フルーエ王子とは暗い話ばかりになったが、また、冒険に出る事を喜んでくれた。
それだけに少し、王都から離れるのが辛く感じるタウロであった。
「もう少し、王都での滞在期間伸ばさない?」
エアリスが気を遣ったのかタウロにそう声を掛けた。
二人は王城を出て王都の街を歩いているところだ。
「そうだね……、それでいい?でも三人にもその事を相談しないといけないなぁ。今、三人はどこにいるんだろう?」
タウロはラグーネ達の場所をエアリスに聞く。
というのもエアリスは仲間限定でその位置をある程度把握できる魔法を覚えているからだ。
「ちょっと待って。……『魔力探知』」
エアリスが黒壇の杖を天に掲げて、魔法を唱える。
エアリスの魔力が水の波紋のように王都に広がっていく。
「あれ?ラグーネの気配が無いわ。もしかしたら、竜人族の村に帰っているのかも……。それにシオンの魔力があまり感じられない。場所は王都内だけど周囲に民家のないやけに開けた場所にいるみたい……。アンクの魔力もあるけど、そっちも微弱……。場所は、大衆飲み屋通り近く、その裏の通りの広場かしら……。
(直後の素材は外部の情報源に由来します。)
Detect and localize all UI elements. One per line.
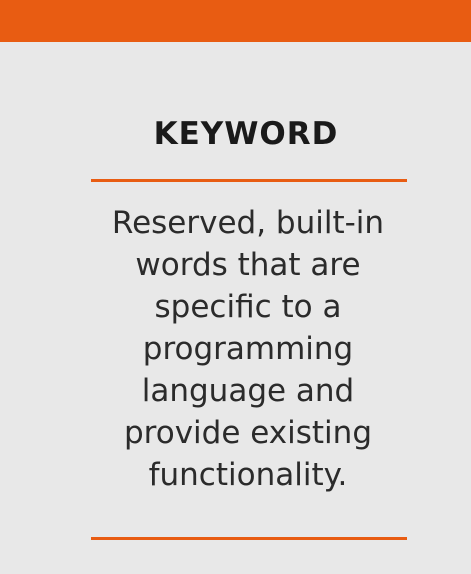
definition-card: KEYWORD Reserved, built-in words that ar… — [0, 42, 471, 574]
bottom-divider — [91, 537, 407, 540]
top-accent-bar — [0, 0, 471, 42]
definition-line: Reserved, built-in — [111, 205, 385, 241]
title-divider — [91, 179, 407, 182]
definition-line: language and — [141, 373, 355, 409]
definition-text: Reserved, built-in words that are specif… — [60, 202, 436, 496]
definition-line: specific to a — [154, 289, 342, 325]
definition-line: provide existing — [124, 415, 372, 451]
card-title: KEYWORD — [153, 116, 339, 152]
definition-line: programming — [142, 331, 354, 367]
definition-line: functionality. — [148, 457, 348, 493]
definition-line: words that are — [135, 247, 361, 283]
──やっぱりこの感じ、おかしいわ!タウロ、私はシオンの方に向かうから、アンクの方はタウロが向かって!」
エアリスが仲間の魔力に異常を感じて、タウロにそう告げた。
丁度通りの角に宿屋があり、そこの傍に何頭もの馬が留め置かれている場所が見えた。
「う、うん、わかった!そこで馬を借りよう!──ぺら、念の為付いていってエアリスを守って!」
タウロのベルトに擬態していたスライムエンペラーのぺらは主の命令に擬態を解いてぴょんと跳ねるとエアリスの肩に飛び乗った。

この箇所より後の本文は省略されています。